Age spread: 25.3% under the age of 18, 5.5% from 18 to 24, 25.6% from 25 to 44, 25.3% from 45 to 64, and 18.2% that were 65 years of age or older. The median age was 39 years. For every 100 females, there were 100.0 males. For every 100 females age 18 and over, there were 101.2 males.

The median income for a household in the city was $41,382, and the median income for a family was $51,806. Males had a median income of $36,118 versus $22,604 for females. The per capita income for the city was $18,202. About 3.2% of families and 5.5% of the population were below the poverty line, including 7.4% of those under age 18 and 7.9% of those age 65 or over.

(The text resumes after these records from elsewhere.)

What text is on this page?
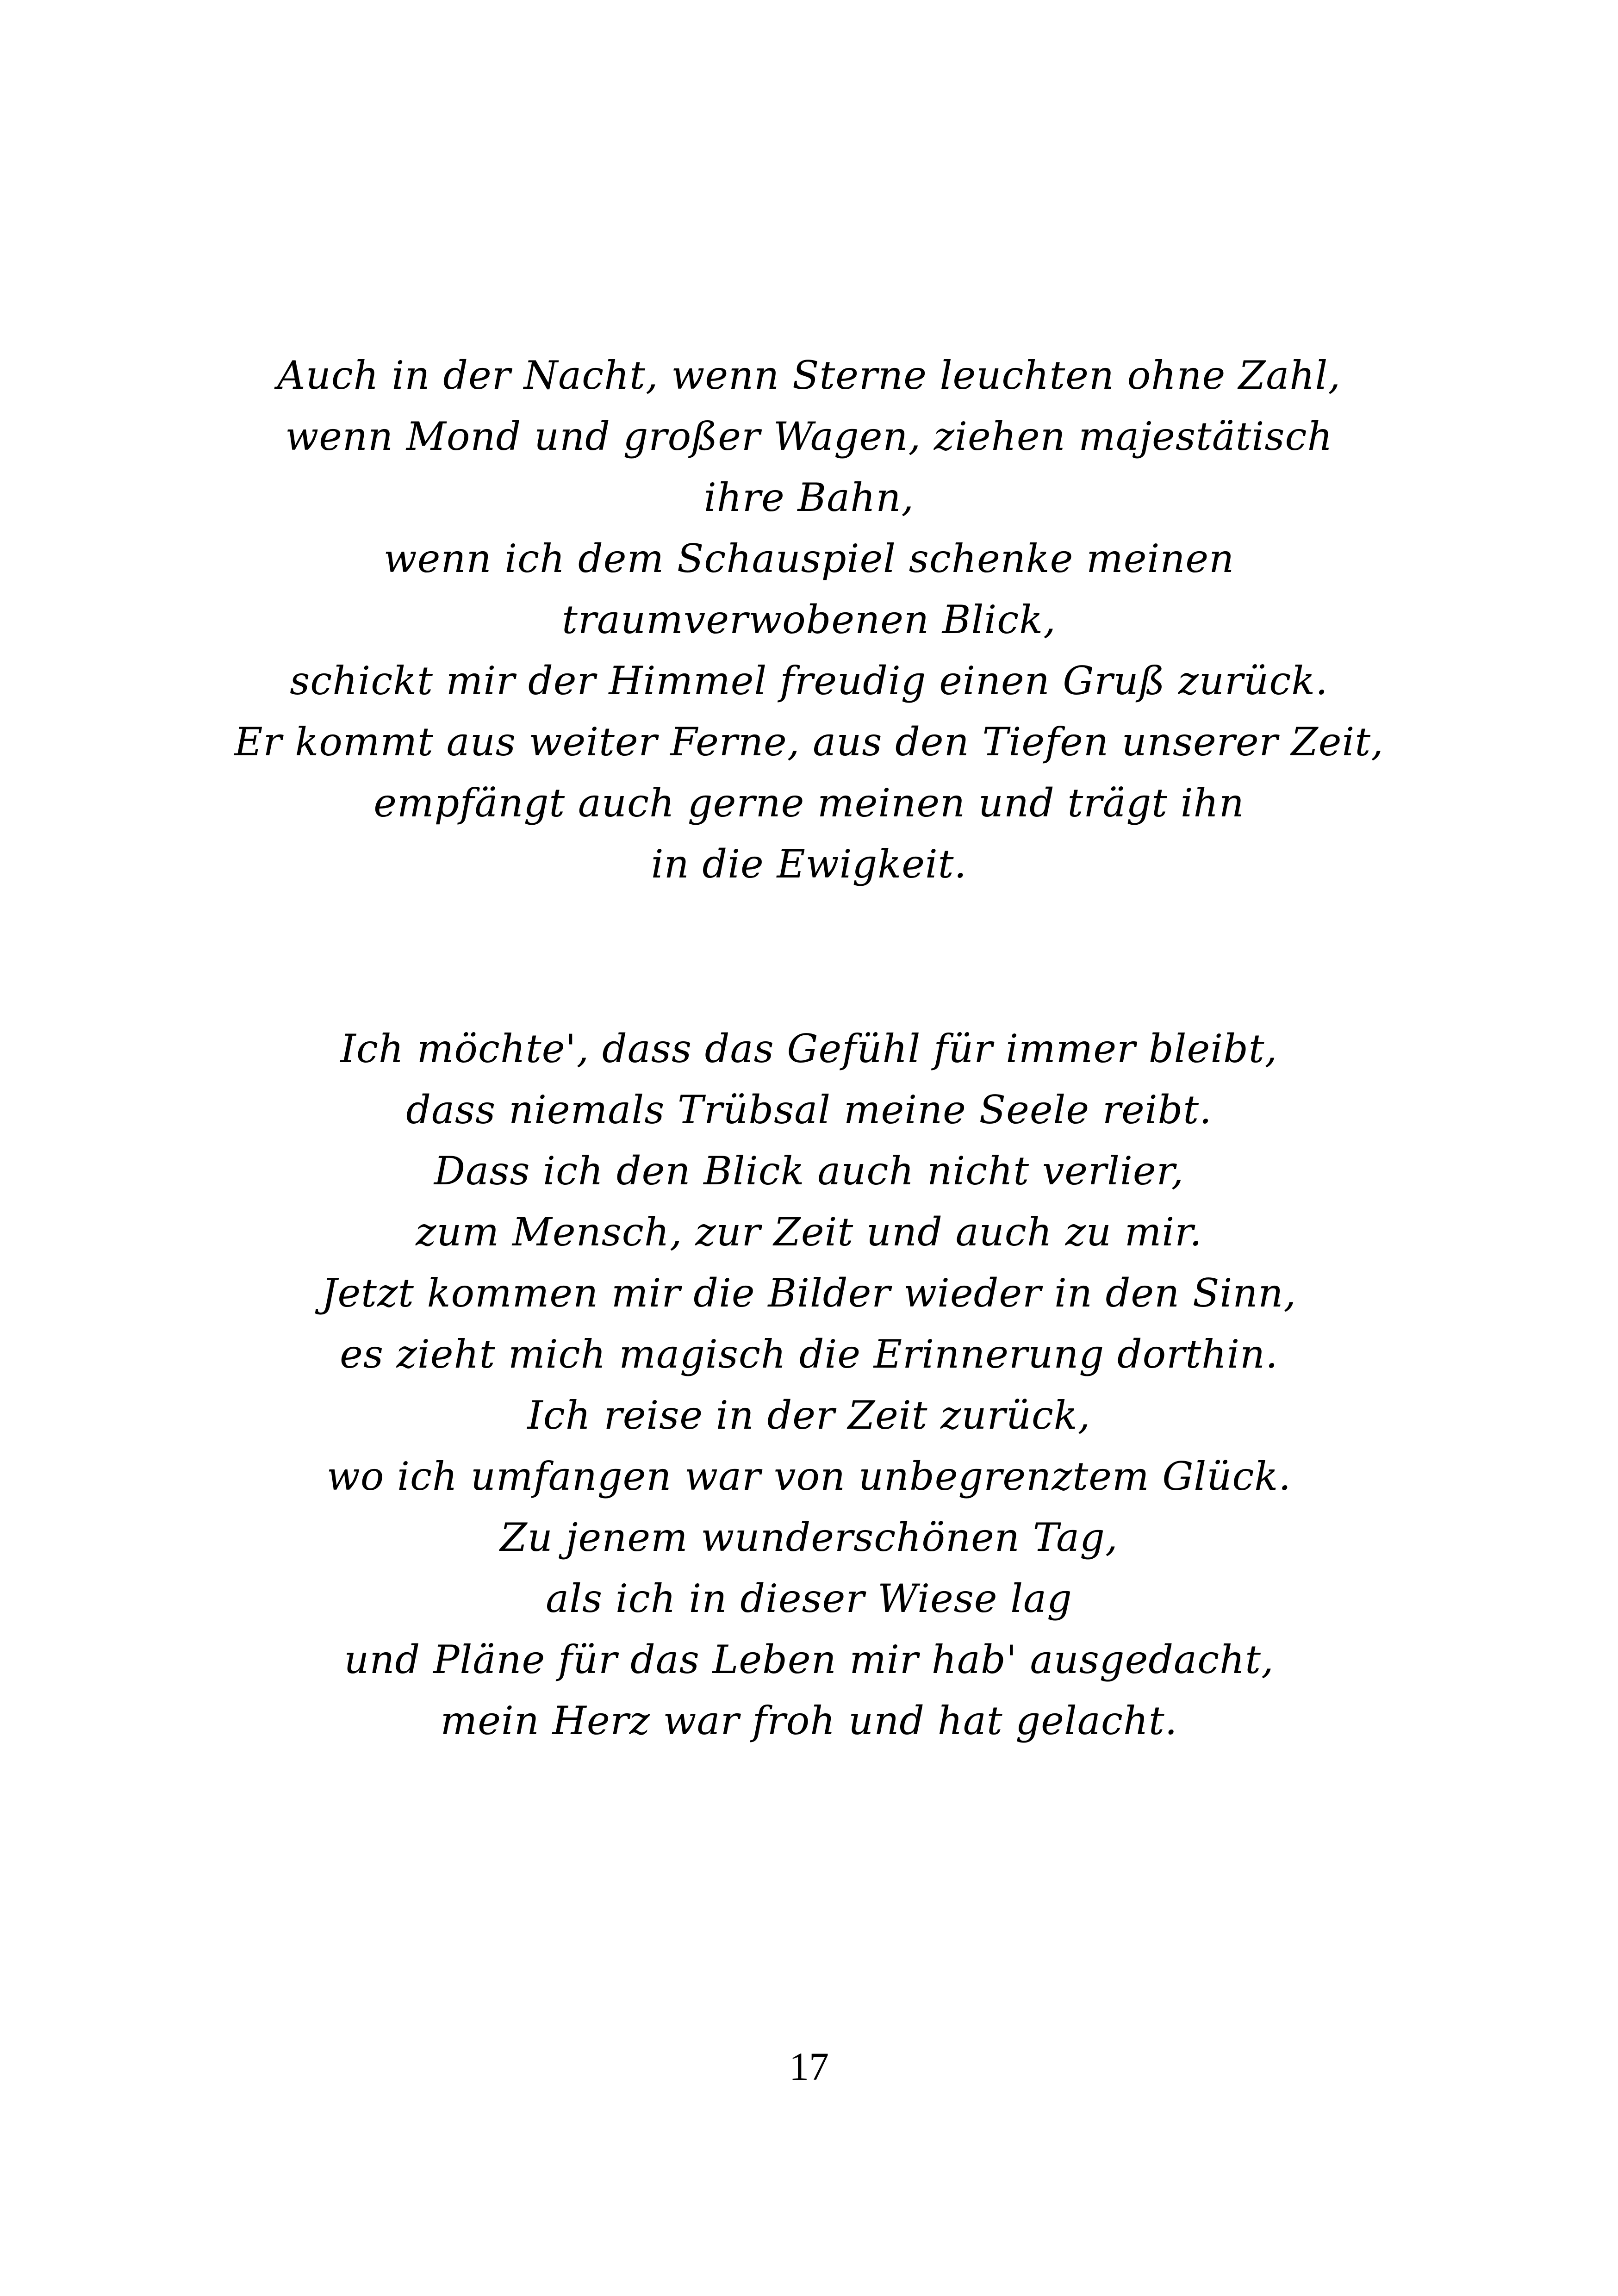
Auch in der Nacht, wenn Sterne leuchten ohne Zahl,
wenn Mond und großer Wagen, ziehen majestätisch
ihre Bahn,
wenn ich dem Schauspiel schenke meinen
traumverwobenen Blick,
schickt mir der Himmel freudig einen Gruß zurück.
Er kommt aus weiter Ferne, aus den Tiefen unserer Zeit,
empfängt auch gerne meinen und trägt ihn
in die Ewigkeit.
Ich möchte', dass das Gefühl für immer bleibt,
dass niemals Trübsal meine Seele reibt.
Dass ich den Blick auch nicht verlier,
zum Mensch, zur Zeit und auch zu mir.
Jetzt kommen mir die Bilder wieder in den Sinn,
es zieht mich magisch die Erinnerung dorthin.
Ich reise in der Zeit zurück,
wo ich umfangen war von unbegrenztem Glück.
Zu jenem wunderschönen Tag,
als ich in dieser Wiese lag
und Pläne für das Leben mir hab' ausgedacht,
mein Herz war froh und hat gelacht.
17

== Recreational Activities ==

- Anderson Park – Offers outdoors green space and a basketball court.
- Pierce Creek Recreational Area:
  - Established in 1979 when the Page County Conservation Board bought the 361 acres of land the park now lies upon.
  - Two campgrounds – One of which is equestrian only, stalls included.
  - Pierce Creek Pond that has a surface area of 33.00 acres and a maximum depth of 9.7 feet (2.96 meters).
  - Fishing permitted, gravel boat ramp included, and kayaking/canoeing activities.
  - ~7 miles of multi-use trails – Open to equestrian riders.
  - Gas powered vehicles prohibited — Electric motors allowed.
  - Public gun range.
==Education==
The Essex Community School District operates local public schools.

==Transportation==
While there is no fixed-route transit service in Essex, intercity bus service is provided by Jefferson Lines in nearby Shenandoah.

==Notable people==
- Leanna Field Driftmier (1886–1976) pioneered the Kitchen-Klatter radio broadcast and magazine.
- Suzanne Rigg Olympian (1996 Atlanta)
- Jessie Young (1900–1987), widely regarded as the first of the radio homemakers.